By the way, @ucbalumnus , here is the CDS for UCB for 2018; the University hasn’t yet released 2019 . . . https://opa.berkeley.edu/sites/default/files/uc_berkeley_cds_2018-19.xlsx
UCB’s admission website posts only those admitted, so its SAT and ACT numbers would drop a bit for the enrolled class; this is why, whenever I can, I’d rather refer to a college’s CDS.

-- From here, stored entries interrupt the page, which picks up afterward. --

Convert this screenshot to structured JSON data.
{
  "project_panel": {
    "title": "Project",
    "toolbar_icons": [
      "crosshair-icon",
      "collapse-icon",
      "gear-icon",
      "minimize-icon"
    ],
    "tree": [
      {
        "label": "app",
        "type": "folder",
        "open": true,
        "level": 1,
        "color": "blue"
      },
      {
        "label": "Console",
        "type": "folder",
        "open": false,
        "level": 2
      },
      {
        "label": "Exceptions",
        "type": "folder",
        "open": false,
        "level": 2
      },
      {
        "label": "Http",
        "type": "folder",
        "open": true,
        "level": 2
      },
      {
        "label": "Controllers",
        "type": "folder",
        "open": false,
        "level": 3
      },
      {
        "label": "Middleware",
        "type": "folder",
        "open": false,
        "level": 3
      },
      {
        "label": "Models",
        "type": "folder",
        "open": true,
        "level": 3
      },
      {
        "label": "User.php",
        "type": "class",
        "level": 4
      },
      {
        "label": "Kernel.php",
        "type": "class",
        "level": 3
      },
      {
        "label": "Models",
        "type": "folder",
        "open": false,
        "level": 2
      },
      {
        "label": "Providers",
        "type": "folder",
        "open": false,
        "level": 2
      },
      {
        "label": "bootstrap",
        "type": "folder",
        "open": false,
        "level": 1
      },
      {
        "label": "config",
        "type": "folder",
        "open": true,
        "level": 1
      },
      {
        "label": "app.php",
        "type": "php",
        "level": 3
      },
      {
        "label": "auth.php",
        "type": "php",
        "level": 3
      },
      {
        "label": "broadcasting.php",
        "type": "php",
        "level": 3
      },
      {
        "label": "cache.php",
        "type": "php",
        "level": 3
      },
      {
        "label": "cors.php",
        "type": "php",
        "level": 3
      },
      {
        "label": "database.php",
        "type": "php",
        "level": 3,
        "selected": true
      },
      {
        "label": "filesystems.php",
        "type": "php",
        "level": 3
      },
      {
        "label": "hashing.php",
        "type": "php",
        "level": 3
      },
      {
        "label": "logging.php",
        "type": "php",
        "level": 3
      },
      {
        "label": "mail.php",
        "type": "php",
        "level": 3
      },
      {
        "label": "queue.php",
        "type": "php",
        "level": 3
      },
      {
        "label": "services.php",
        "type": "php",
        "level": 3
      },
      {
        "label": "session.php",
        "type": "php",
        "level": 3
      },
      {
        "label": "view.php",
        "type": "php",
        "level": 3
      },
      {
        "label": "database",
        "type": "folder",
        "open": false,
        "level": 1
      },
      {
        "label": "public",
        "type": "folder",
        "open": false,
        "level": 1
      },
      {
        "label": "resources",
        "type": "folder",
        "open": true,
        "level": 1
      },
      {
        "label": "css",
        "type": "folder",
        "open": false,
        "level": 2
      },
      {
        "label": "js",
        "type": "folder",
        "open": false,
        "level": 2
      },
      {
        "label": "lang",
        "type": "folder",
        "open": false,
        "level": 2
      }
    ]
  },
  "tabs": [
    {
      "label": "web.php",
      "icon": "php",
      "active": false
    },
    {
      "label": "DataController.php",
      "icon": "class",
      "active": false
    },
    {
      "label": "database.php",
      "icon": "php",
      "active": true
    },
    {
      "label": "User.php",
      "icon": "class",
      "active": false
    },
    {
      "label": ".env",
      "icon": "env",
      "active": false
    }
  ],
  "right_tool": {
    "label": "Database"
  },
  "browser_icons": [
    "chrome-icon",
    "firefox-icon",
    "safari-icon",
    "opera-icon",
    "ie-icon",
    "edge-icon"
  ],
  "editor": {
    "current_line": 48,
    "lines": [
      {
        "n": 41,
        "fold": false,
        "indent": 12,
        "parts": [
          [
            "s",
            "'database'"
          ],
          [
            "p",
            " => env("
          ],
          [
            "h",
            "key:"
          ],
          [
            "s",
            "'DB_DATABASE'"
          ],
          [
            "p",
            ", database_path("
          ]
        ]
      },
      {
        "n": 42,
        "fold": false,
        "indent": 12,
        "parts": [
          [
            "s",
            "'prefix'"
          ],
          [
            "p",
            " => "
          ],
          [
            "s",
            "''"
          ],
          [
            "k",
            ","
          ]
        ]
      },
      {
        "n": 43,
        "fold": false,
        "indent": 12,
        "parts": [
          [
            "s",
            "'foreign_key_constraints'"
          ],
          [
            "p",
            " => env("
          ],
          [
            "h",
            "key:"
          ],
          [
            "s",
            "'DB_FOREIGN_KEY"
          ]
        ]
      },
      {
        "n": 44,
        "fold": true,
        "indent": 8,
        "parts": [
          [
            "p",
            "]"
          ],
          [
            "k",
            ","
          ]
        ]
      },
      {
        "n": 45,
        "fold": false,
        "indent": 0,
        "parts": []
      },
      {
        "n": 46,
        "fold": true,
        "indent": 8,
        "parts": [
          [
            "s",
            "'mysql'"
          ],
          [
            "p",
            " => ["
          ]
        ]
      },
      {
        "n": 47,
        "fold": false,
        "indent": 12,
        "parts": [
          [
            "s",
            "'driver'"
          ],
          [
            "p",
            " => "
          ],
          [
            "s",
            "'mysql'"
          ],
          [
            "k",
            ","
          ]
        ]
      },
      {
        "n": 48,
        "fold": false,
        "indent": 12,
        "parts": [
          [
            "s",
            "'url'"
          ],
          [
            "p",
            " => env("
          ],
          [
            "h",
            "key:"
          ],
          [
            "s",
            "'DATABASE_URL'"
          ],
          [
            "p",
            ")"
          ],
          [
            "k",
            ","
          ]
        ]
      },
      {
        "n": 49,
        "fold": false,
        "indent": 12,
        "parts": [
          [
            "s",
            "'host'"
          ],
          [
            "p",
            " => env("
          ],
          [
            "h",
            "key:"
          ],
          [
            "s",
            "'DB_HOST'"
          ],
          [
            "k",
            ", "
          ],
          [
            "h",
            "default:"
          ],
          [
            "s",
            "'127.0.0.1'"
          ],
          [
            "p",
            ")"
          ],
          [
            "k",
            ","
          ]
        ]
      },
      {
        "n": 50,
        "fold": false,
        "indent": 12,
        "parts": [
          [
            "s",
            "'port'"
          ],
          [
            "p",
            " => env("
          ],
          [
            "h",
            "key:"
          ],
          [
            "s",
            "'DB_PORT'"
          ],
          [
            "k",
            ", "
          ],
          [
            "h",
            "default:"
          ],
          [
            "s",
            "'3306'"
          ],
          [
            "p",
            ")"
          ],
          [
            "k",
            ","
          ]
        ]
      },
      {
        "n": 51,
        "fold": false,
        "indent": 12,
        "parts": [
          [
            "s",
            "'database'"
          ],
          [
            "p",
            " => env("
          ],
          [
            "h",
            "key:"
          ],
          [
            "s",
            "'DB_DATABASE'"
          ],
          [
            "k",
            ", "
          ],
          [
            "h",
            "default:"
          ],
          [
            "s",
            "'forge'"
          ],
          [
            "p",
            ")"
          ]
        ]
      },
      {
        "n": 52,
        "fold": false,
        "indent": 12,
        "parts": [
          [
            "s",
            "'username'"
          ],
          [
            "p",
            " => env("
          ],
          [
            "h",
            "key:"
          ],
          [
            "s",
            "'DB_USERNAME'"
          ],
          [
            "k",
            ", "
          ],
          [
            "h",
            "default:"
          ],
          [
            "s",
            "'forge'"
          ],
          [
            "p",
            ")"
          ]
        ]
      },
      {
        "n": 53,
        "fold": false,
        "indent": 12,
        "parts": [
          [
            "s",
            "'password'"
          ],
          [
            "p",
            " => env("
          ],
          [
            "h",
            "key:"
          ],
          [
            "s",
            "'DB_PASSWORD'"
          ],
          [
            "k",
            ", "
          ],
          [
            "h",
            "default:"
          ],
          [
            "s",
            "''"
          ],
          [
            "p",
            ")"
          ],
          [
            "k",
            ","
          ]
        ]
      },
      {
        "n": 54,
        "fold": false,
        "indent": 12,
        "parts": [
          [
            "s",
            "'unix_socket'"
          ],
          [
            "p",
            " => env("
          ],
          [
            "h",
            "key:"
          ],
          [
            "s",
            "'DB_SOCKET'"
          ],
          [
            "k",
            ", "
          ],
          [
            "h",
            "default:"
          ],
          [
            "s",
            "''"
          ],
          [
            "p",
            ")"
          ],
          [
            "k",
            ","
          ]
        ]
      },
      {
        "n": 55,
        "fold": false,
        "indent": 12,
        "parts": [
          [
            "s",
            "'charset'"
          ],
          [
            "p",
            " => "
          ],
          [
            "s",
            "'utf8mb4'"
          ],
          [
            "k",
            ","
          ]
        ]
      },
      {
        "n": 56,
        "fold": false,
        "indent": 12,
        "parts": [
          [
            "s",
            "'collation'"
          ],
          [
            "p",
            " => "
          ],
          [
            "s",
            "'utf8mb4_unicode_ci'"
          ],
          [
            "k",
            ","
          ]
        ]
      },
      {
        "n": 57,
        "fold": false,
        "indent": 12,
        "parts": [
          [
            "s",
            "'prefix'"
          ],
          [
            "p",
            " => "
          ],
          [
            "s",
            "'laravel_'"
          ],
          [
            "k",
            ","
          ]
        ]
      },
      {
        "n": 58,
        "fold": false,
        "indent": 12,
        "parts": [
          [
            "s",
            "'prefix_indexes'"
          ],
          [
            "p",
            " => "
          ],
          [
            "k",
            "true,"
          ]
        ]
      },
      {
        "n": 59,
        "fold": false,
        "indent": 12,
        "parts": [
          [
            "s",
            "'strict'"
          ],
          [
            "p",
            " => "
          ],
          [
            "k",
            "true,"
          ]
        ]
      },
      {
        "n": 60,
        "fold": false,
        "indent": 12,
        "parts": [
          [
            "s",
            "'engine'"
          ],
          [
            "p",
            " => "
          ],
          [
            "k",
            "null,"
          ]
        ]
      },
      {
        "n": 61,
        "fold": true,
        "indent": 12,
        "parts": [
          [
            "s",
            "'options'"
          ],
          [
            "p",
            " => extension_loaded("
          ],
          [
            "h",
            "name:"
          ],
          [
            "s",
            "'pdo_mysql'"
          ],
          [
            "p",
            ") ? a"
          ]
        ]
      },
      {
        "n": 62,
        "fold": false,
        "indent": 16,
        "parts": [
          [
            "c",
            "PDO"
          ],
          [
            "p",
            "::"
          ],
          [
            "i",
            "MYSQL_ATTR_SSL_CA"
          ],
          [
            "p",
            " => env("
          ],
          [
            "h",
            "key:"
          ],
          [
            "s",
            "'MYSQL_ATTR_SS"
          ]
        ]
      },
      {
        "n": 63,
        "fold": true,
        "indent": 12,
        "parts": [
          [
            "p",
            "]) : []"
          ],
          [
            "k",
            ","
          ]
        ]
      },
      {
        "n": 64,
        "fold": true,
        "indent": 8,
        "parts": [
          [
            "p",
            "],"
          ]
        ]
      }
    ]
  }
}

In its CDS, the numbers are as follows:
Component………….………25th……………….75th
EBRW……………………………640……………….740
Math……………………….……660……………….790
Added Components…1,300……….……1,530
The midpoint, approximate median of these would be 1,415, based on Greymeer’s averaging of the two component scores. However, 52.0% of the frosh score ≥ 700 on the EBRW and 65.2% score ≥ 700 on the math component. So this would probably infer that the true median is 1,420 or possibly 1,430. And as I stated before, it’s not really legitimate to add component scores to obtain what an individual’s (or the average of the two persons’ scores right above and right below the 50th) score would be right at the 50th percentile (median), because of the mixing and matching of component scores of what could be different persons, and I think this is manifest in the differences between the UCLA Admissions website and its CDS.
UCLA’s 2018 CDS manifests these numbers:
Component………….………25th……………….75th
EBRW……………………….……630……………….740
Math……………………….……640……………….780
Added Components…1,270………………1,520
The midpoint, approximate median would be 1,395 according to Greymeer’s calculations. However, 51.2% and 58.6% of the frosh scored ≥ 700 on the EBRW and Math, respectively.This suggests strongly that the true median is ≥ 1,400, probably 1,410.

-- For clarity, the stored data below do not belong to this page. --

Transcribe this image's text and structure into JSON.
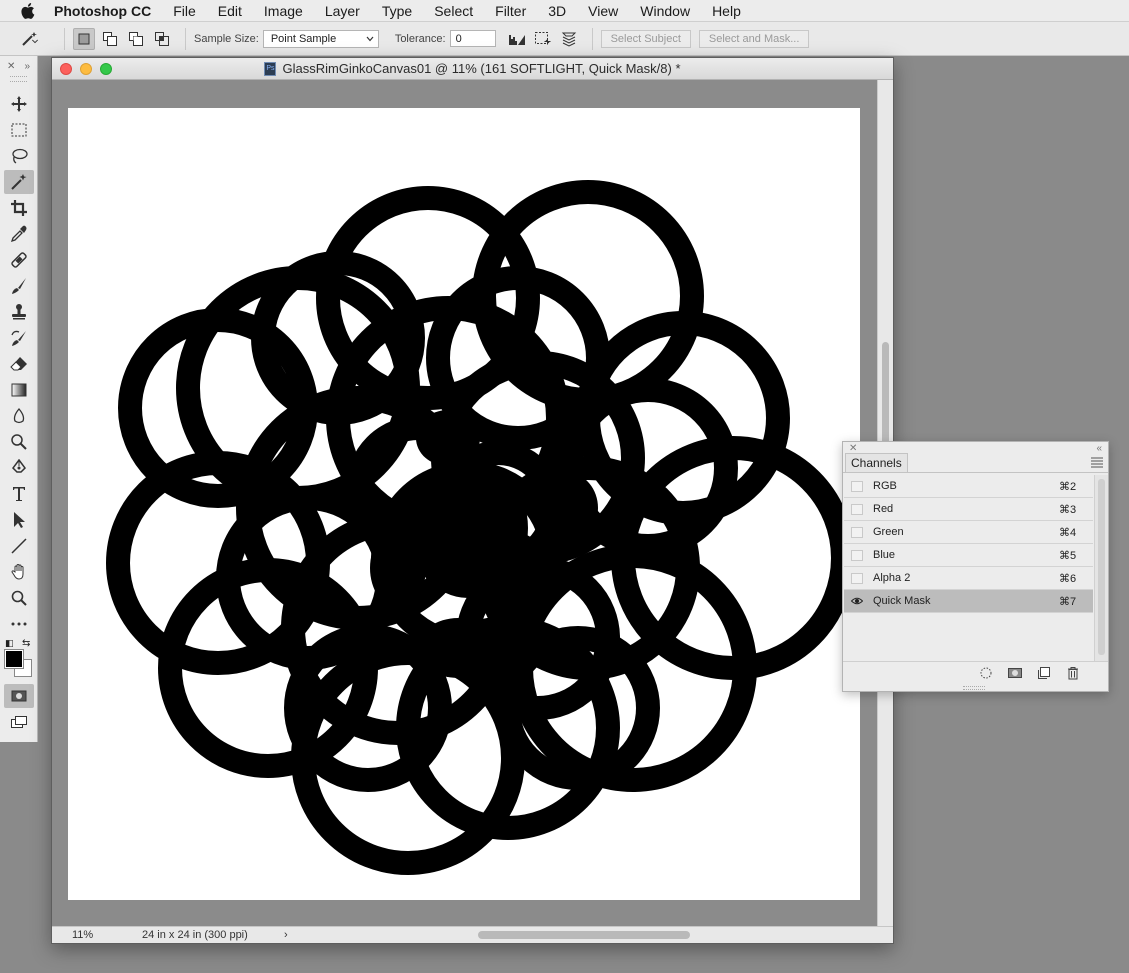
{
  "menubar": {
    "app_name": "Photoshop CC",
    "items": [
      "File",
      "Edit",
      "Image",
      "Layer",
      "Type",
      "Select",
      "Filter",
      "3D",
      "View",
      "Window",
      "Help"
    ]
  },
  "options": {
    "sample_size_label": "Sample Size:",
    "sample_size_value": "Point Sample",
    "tolerance_label": "Tolerance:",
    "tolerance_value": "0",
    "select_subject": "Select Subject",
    "select_and_mask": "Select and Mask..."
  },
  "document": {
    "title": "GlassRimGinkoCanvas01 @ 11% (161 SOFTLIGHT, Quick Mask/8) *",
    "doc_icon": "Ps",
    "zoom": "11%",
    "doc_info": "24 in x 24 in (300 ppi)",
    "status_arrow": "›"
  },
  "channels_panel": {
    "tab": "Channels",
    "rows": [
      {
        "name": "RGB",
        "shortcut": "⌘2",
        "visible": false,
        "selected": false
      },
      {
        "name": "Red",
        "shortcut": "⌘3",
        "visible": false,
        "selected": false
      },
      {
        "name": "Green",
        "shortcut": "⌘4",
        "visible": false,
        "selected": false
      },
      {
        "name": "Blue",
        "shortcut": "⌘5",
        "visible": false,
        "selected": false
      },
      {
        "name": "Alpha 2",
        "shortcut": "⌘6",
        "visible": false,
        "selected": false
      },
      {
        "name": "Quick Mask",
        "shortcut": "⌘7",
        "visible": true,
        "selected": true
      }
    ]
  },
  "colors": {
    "foreground": "#000000",
    "background": "#ffffff",
    "selected_row": "#bcbcbc"
  },
  "tools": [
    "move-tool-icon",
    "marquee-tool-icon",
    "lasso-tool-icon",
    "magic-wand-tool-icon",
    "crop-tool-icon",
    "eyedropper-tool-icon",
    "healing-brush-tool-icon",
    "brush-tool-icon",
    "clone-stamp-tool-icon",
    "history-brush-tool-icon",
    "eraser-tool-icon",
    "gradient-tool-icon",
    "blur-tool-icon",
    "dodge-tool-icon",
    "pen-tool-icon",
    "type-tool-icon",
    "path-selection-tool-icon",
    "line-tool-icon",
    "hand-tool-icon",
    "zoom-tool-icon",
    "more-tools-icon"
  ]
}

In UCLA’s 2019 CDS it manifests these numbers:
Component………….………25th……………….75th
EBRW……………………………640……………….740
Math………………………….….640……………….790
Added Components…1,280………………1,530
Again, this would suggest a midpoint of 1,405, actually the first time this midpoint has been > 1,400. Those scoring ≥ 700 for the EBRW were 50.6% and for the Math, 59.0%, a bit of a drop of percentages at the approximate median. However, it still suggests a 1,410 true median.

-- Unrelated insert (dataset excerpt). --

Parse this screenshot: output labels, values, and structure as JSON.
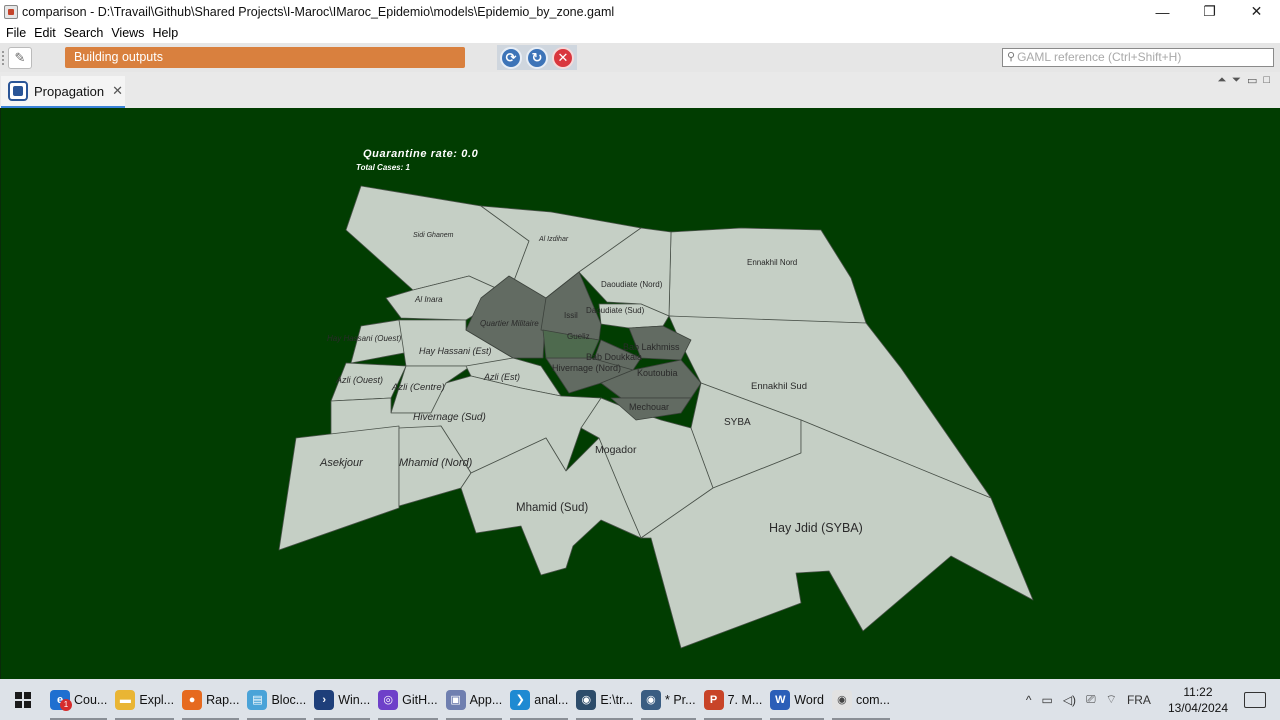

What’s interesting to me is that the EBRW and Math scores for effectively all colleges tends to reverse itself for those who score ≥ 600 but < 700, with the EBRW being higher. I think this could infer that they’ve switched taking boards to try to boost their Math scores, and with respect to both UCLA and UCB, some these could be extraneous lower scores. Also, the boost of superscoring for both could add 20-30 points overall.
The mean uwgpa for UCLA was 3.89 and 3.90 for 2018 and 2019, per CDS. The median for each referenced year was ~ 3.93-3.94 and ~ 3.95-3.96, based on the UCLA admissions website which shows that a 3.92 descended to the 38th percentile in 2018, and a 3.94 to the 39th in 2019.
I would expect UCB’s to be about the same because the mean uwgpas are effectively identical.